In the Mouth a Desert: Pavement and the Id
Pavement’s lyrics can lean to the incomprehensibly silly and/or juvenile–as a result you shouldn’t be blamed for viewing Pavement as mostly a band about the sound, not the meaning behind it. One of my dear music friends says this is enough–that a song’s sound is its meaning. That is how it makes you feel. Since I am writing a Substack analyzing individual song lyrics, I would clearly demur. To me a great song not only sounds great but also offers a certain depth of meaning; it makes you think. It says something new lyrically. It is poetic or confrontational or raises issues, points to problems. A great song is unique.
I would argue there is much more to Pavement than meets the eye. Take “In the Mouth a Desert,” one of the many gems from 1992’s Slanted and Enchanted, perhaps their best album. Here we have a song that carries loads of inherent ambiguity throughout and yet it also seems to be about something more than one can easily discern. Pavement’s lyrics are often nonsensical and offer riddles and paradoxes; this is not unusual. But in “In the Mouth a Desert” the lyrics point to a real pickle.

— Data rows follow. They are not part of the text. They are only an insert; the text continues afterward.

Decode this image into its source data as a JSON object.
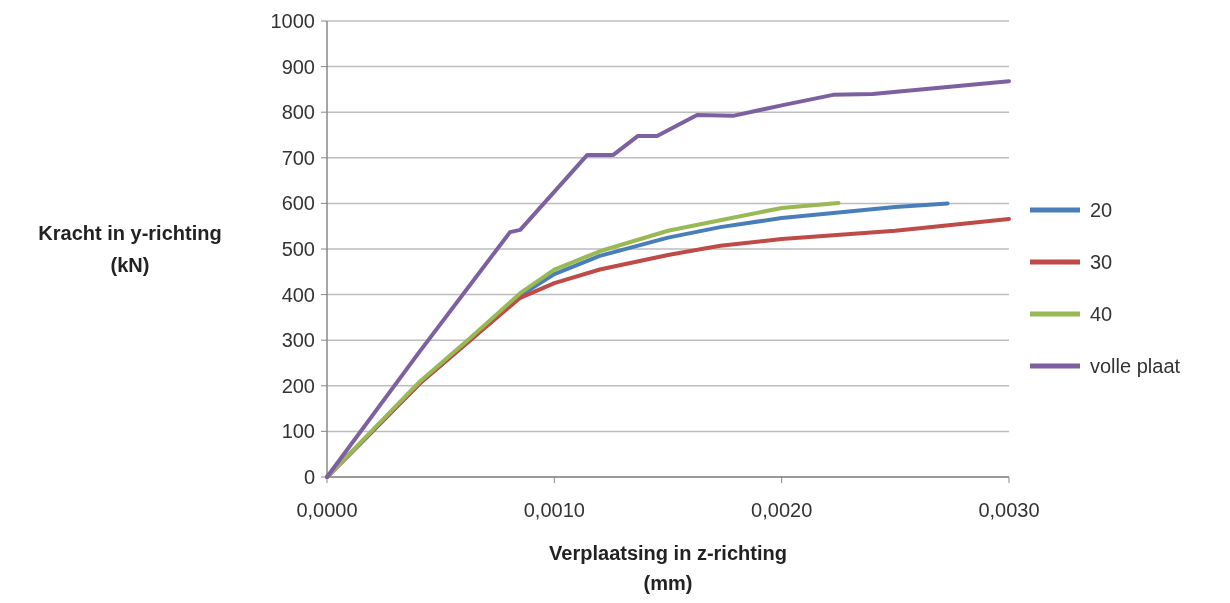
{
  "chart_data": {
    "type": "line",
    "xlabel": "Verplaatsing in z-richting\n(mm)",
    "ylabel": "Kracht in y-richting\n(kN)",
    "xlim": [
      0,
      0.003
    ],
    "xticks": [
      {
        "value": 0,
        "label": "0,0000"
      },
      {
        "value": 0.001,
        "label": "0,0010"
      },
      {
        "value": 0.002,
        "label": "0,0020"
      },
      {
        "value": 0.003,
        "label": "0,0030"
      }
    ],
    "ylim": [
      0,
      1000
    ],
    "yticks": [
      0,
      100,
      200,
      300,
      400,
      500,
      600,
      700,
      800,
      900,
      1000
    ],
    "grid": "y",
    "legend": "right",
    "marker": "none",
    "line_style": "solid",
    "series": [
      {
        "name": "20",
        "color": "#4a7ebb",
        "x": [
          0,
          0.0002,
          0.00041,
          0.00063,
          0.00085,
          0.001,
          0.0012,
          0.0015,
          0.00173,
          0.002,
          0.0025,
          0.00273
        ],
        "values": [
          0,
          100,
          206,
          300,
          398,
          445,
          485,
          525,
          548,
          568,
          592,
          600
        ]
      },
      {
        "name": "30",
        "color": "#be4b48",
        "x": [
          0,
          0.0002,
          0.00041,
          0.00063,
          0.00085,
          0.001,
          0.0012,
          0.0015,
          0.00173,
          0.002,
          0.0025,
          0.003
        ],
        "values": [
          0,
          100,
          206,
          300,
          393,
          425,
          455,
          487,
          507,
          522,
          540,
          566
        ]
      },
      {
        "name": "40",
        "color": "#98b954",
        "x": [
          0,
          0.0002,
          0.00041,
          0.00063,
          0.00085,
          0.001,
          0.0012,
          0.0015,
          0.00173,
          0.002,
          0.00225
        ],
        "values": [
          0,
          103,
          210,
          305,
          403,
          455,
          495,
          540,
          563,
          590,
          601
        ]
      },
      {
        "name": "volle plaat",
        "color": "#7d60a0",
        "x": [
          0,
          0.0004,
          0.000805,
          0.00085,
          0.001144,
          0.001258,
          0.001368,
          0.001452,
          0.001628,
          0.001786,
          0.002,
          0.002226,
          0.0024,
          0.003
        ],
        "values": [
          0,
          270,
          537,
          542,
          706,
          706,
          748,
          748,
          794,
          792,
          815,
          838,
          840,
          868
        ]
      }
    ]
  }
}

The title of this song is so ambiguous it could be about anything truly (the 1990s are known for this kind of surrealistic sidestep–think R.E.M., Beck, Cocteau Twins). I remember buying Slanted and Enchanted at Borders a year or two after it appeared–I hadn’t really delved into Pavement when the album came out, for no particular reason. There were just plenty of other bands within the same framework to listen to at the time–and 1992 was not aesthetically wobbly 2023. I just didn’t really fall into the Pavement crowd at the time. But for me, now, “Desert” is so evocative of a specific era it runs goose bumps down my arm each time. The almost makeshift 1992 lo-fi sound of Pavement is completely sodden with the tortured grapplings of young people. They seem to be making up the rules as they go (I will never forget a review of Pavement claiming their guitarwork sounds like vacuum cleaners running in the living room). Nothing about this song is slick or planned or particularly purposeful even. It is a wending speech, a bull session–a rambling show and tell. Even now I challenge any listener to stake a firm claim regarding what the song really means. I enjoy popping in from time to time on Reddit or onto Songmeanings.com to witness the chaos Malkmus inspired.
But enough preamble. Here goes: to me “Desert” is a pure dramatic monologue actually. If you listen close enough (“you” addressed throughout) the speaker touches mostly on the disconnect between expectations and desire. The person on the receiving end takes the speaker for granted–can you treat it like an oil well? Tapping the well for whatever is needed–a walking, talking commodity. The conflict could be something in the sexual domain, but I don’t think so–it seems that the lyrics of “Desert” refer to trust and faith that the other views as unlimited and ceaseless. Shit or get off the pot, the speaker suggests. No matter what they do his faith will be there. The speaker asks for a trust knot–some kind of promise, something to bank on. But that knot might easily unravel into a ball of twine. He wants to make the listener at least try. Make an effort. Meet me halfway.
All the speaker has are his diamond sharp words (no humble brag there). As the King of Id, he is ruled by his basest impulses or is at least most aware of them. But he knows better–as we all do. He wants to transcend his animalistic limitations. This leads us to the title of the song–”In the Mouth a Desert.” To me this conjures an image of sitting at the dentist’s office, my mouth dry from some routine procedure. But more likely Malkmus means a kind of nervousness at broaching the subject of trust and perhaps, dare I say, even commitment. There is nothing nervous-sounding about this song exactly, but perhaps that’s the irony. The song pretends to be “hard” while simultaneously offering up a soft underbelly. Beneath the shield, a beating heart.
The dominant imagery in “Desert” is that of rope/string. Trust knots. Twine unraveling. The idea of this song, both in terms of the lyrics but also the muddy seriousness of guitar and bass, is that these two people are connected, bound together whether they like it or not. However, all connections can unravel. Id rules: “Id is all we have.” Let’s get real, this song suggests. Embrace instinct. Isn’t this much of what rock and roll offers us? Connection, one animal to the next. We are the same, you and I, this song suggests. This is a “come to Jesus” song–a truth-telling mission. Time to face the music. Here it is, right now. I’m nervous, but so what? Here goes.